IRS Annual Filing Season Program (AFSP) Challenged by the AICPA

William Delaney, EA
Westwood MA
The American Institute of Certified Public Accountants (AICPA) filed a lawsuit with the District of Columbia District Court – AICPA v. IRS (Oct. 2014) to challenge the authority of the Internal Revenue Service’s Annual Filing Season Program along with the credential type recognition and federal directory listing which comes with participation in the program.  The legal action was dismissed by the district court on the grounds that the AICPA lacked standing.  The AICPA appealed.

On appeal, the U.S. Court of Appeals for the District of Columbia Circuit reversed the lower court and ruled that the AICPA legal action could go forward.  The decision was announced on October 30, 2015.

Some interesting aspects of the once again pending litigation…

The AICPA claims (and the court “must accept as true for purposes of assessing its standing”) that this program “will dilute the value of a CPA’s credential in the market for tax return preparer services.”  According to the court, “…the link between government-backed credentials offered to unenrolled preparers and the reputational benefit they will enjoy is hardly speculative.  Indeed, the reputational benefit is the very point of the IRS program.”

“Because increased competition almost surely injures a seller (i.e. the AICPA) in one form or another, he need not wait until allegedly illegal transactions hurt him competitively before challenging the…governmental decision that increases competition.”  (Court’s Opinion, page 9)
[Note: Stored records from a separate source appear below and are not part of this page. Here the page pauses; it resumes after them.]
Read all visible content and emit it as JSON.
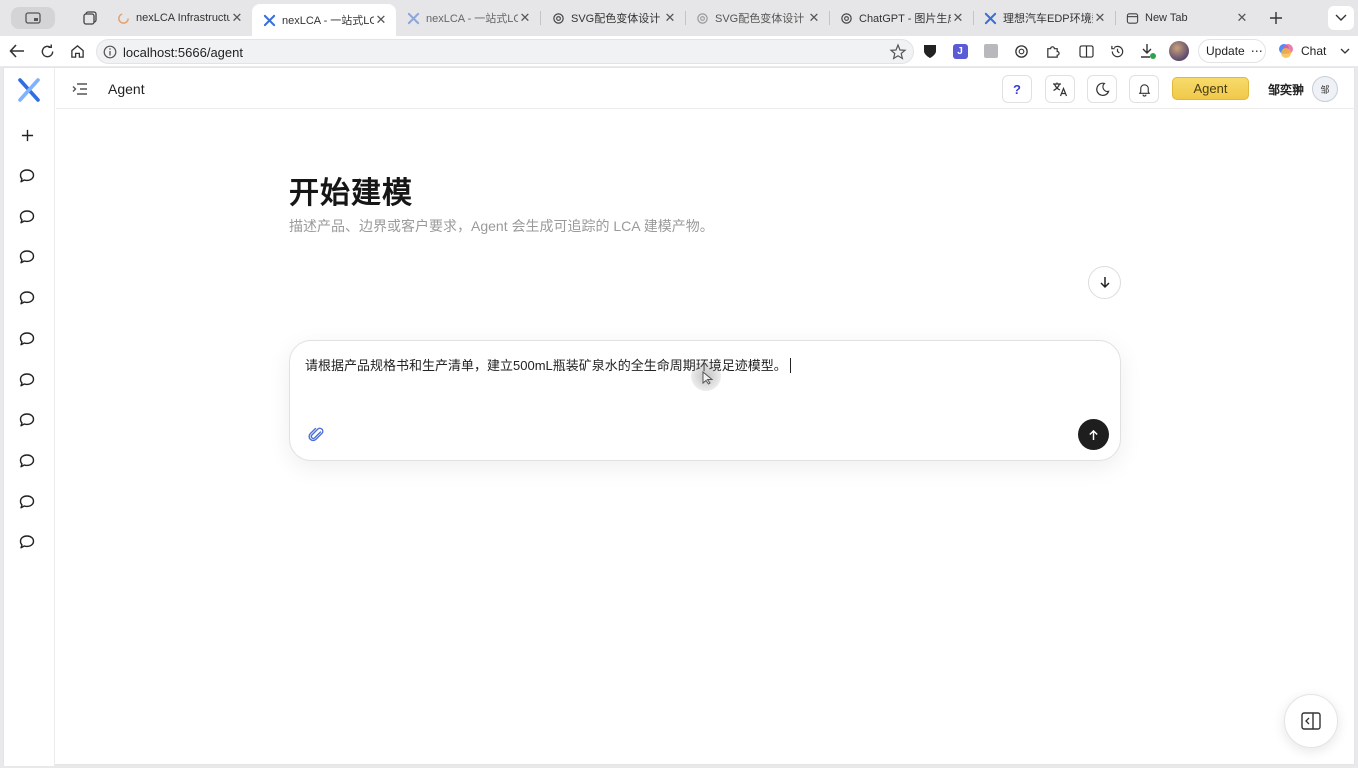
{
  "browser": {
    "tabs": [
      {
        "label": "nexLCA Infrastructu",
        "icon": "spinner-icon"
      },
      {
        "label": "nexLCA - 一站式LCA",
        "icon": "nexlca-logo-icon",
        "active": true
      },
      {
        "label": "nexLCA - 一站式LCA",
        "icon": "nexlca-logo-icon"
      },
      {
        "label": "SVG配色变体设计",
        "icon": "openai-icon"
      },
      {
        "label": "SVG配色变体设计",
        "icon": "openai-icon"
      },
      {
        "label": "ChatGPT - 图片生成",
        "icon": "openai-icon"
      },
      {
        "label": "理想汽车EDP环境数据",
        "icon": "nexlca-logo-icon"
      },
      {
        "label": "New Tab",
        "icon": "new-tab-icon"
      }
    ],
    "url": "localhost:5666/agent",
    "update_label": "Update",
    "chat_label": "Chat"
  },
  "app": {
    "header_title": "Agent",
    "agent_badge": "Agent",
    "user_name": "邹奕翀",
    "user_avatar_text": "邹",
    "help_glyph": "?",
    "sidebar_chat_count": 10
  },
  "main": {
    "title": "开始建模",
    "subtitle": "描述产品、边界或客户要求，Agent 会生成可追踪的 LCA 建模产物。",
    "composer_text": "请根据产品规格书和生产清单，建立500mL瓶装矿泉水的全生命周期环境足迹模型。"
  },
  "colors": {
    "agent_badge_bg": "#f2cd52",
    "send_button_bg": "#1e1e1e",
    "logo_blue": "#2f6fe0"
  }
}
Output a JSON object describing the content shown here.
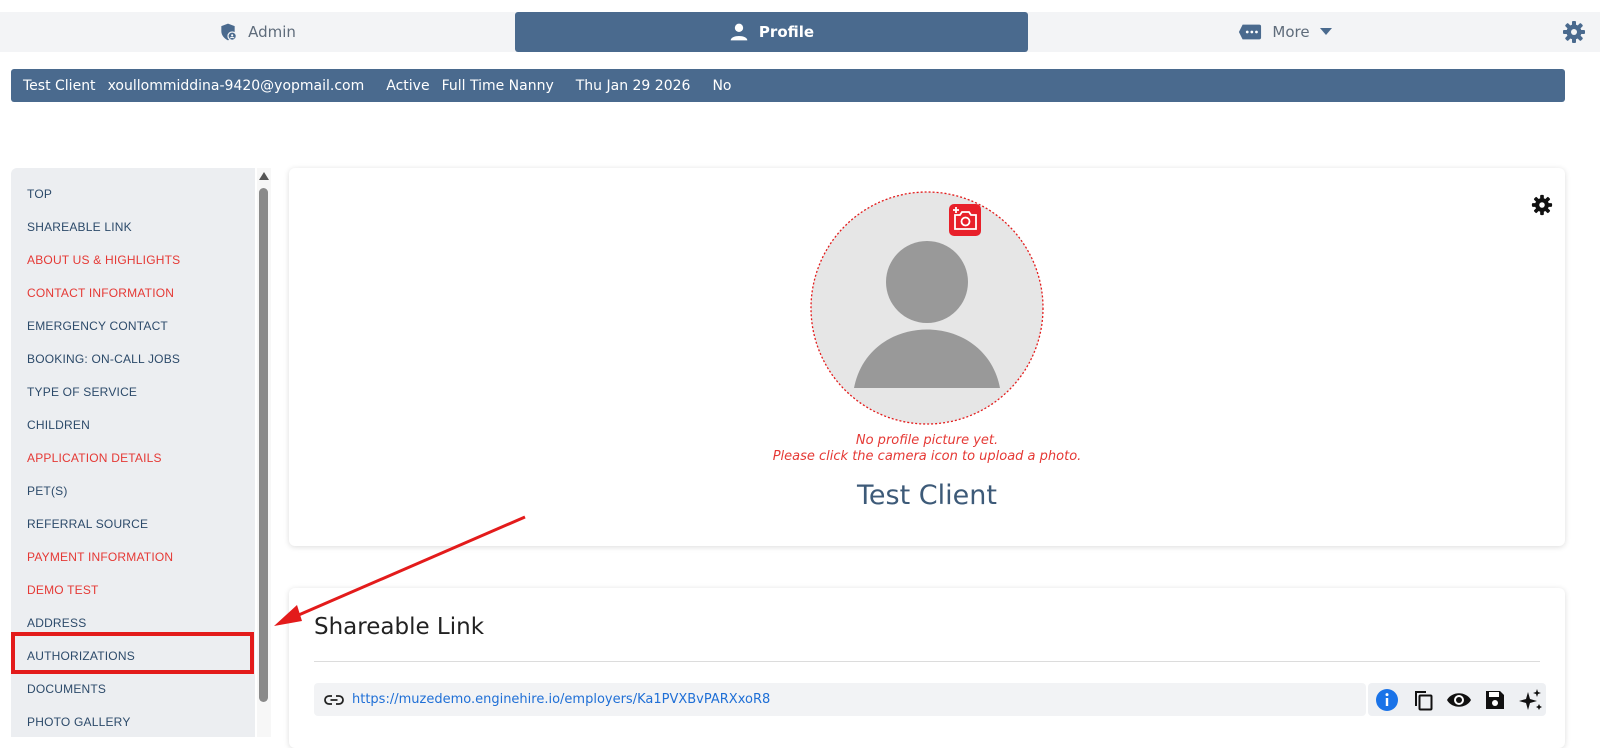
{
  "topnav": {
    "admin_label": "Admin",
    "profile_label": "Profile",
    "more_label": "More"
  },
  "infobar": {
    "name": "Test Client",
    "email": "xoullommiddina-9420@yopmail.com",
    "status": "Active",
    "service": "Full Time Nanny",
    "date": "Thu Jan 29 2026",
    "flag": "No"
  },
  "sidebar": {
    "items": [
      {
        "label": "TOP",
        "color": "#2c4a6a"
      },
      {
        "label": "SHAREABLE LINK",
        "color": "#2c4a6a"
      },
      {
        "label": "ABOUT US & HIGHLIGHTS",
        "color": "#e53935"
      },
      {
        "label": "CONTACT INFORMATION",
        "color": "#e53935"
      },
      {
        "label": "EMERGENCY CONTACT",
        "color": "#2c4a6a"
      },
      {
        "label": "BOOKING: ON-CALL JOBS",
        "color": "#2c4a6a"
      },
      {
        "label": "TYPE OF SERVICE",
        "color": "#2c4a6a"
      },
      {
        "label": "CHILDREN",
        "color": "#2c4a6a"
      },
      {
        "label": "APPLICATION DETAILS",
        "color": "#e53935"
      },
      {
        "label": "PET(S)",
        "color": "#2c4a6a"
      },
      {
        "label": "REFERRAL SOURCE",
        "color": "#2c4a6a"
      },
      {
        "label": "PAYMENT INFORMATION",
        "color": "#e53935"
      },
      {
        "label": "DEMO TEST",
        "color": "#e53935"
      },
      {
        "label": "ADDRESS",
        "color": "#2c4a6a"
      },
      {
        "label": "AUTHORIZATIONS",
        "color": "#2c4a6a"
      },
      {
        "label": "DOCUMENTS",
        "color": "#2c4a6a"
      },
      {
        "label": "PHOTO GALLERY",
        "color": "#2c4a6a"
      }
    ]
  },
  "profile": {
    "no_picture_line1": "No profile picture yet.",
    "no_picture_line2": "Please click the camera icon to upload a photo.",
    "client_name": "Test Client"
  },
  "shareable": {
    "title": "Shareable Link",
    "url": "https://muzedemo.enginehire.io/employers/Ka1PVXBvPARXxoR8"
  },
  "colors": {
    "brand": "#4a6a8e",
    "alert": "#e53935",
    "highlight": "#e31b1b"
  }
}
“As the Institute helpfully sums up, ‘because the Rule distorts the competitive marketplace and dilutes [Institute] members’ credentials by introducing a government-backed credential and a government-sponsored public listing, it harms those members regardless of whether it also confuses consumers.’”  (Court’s Opinion, page 11)

Although it is far too soon to know, your editor’s opinion is that this is a win for the AICPA waiting to happen.  Has the IRS once again overstepped its authority?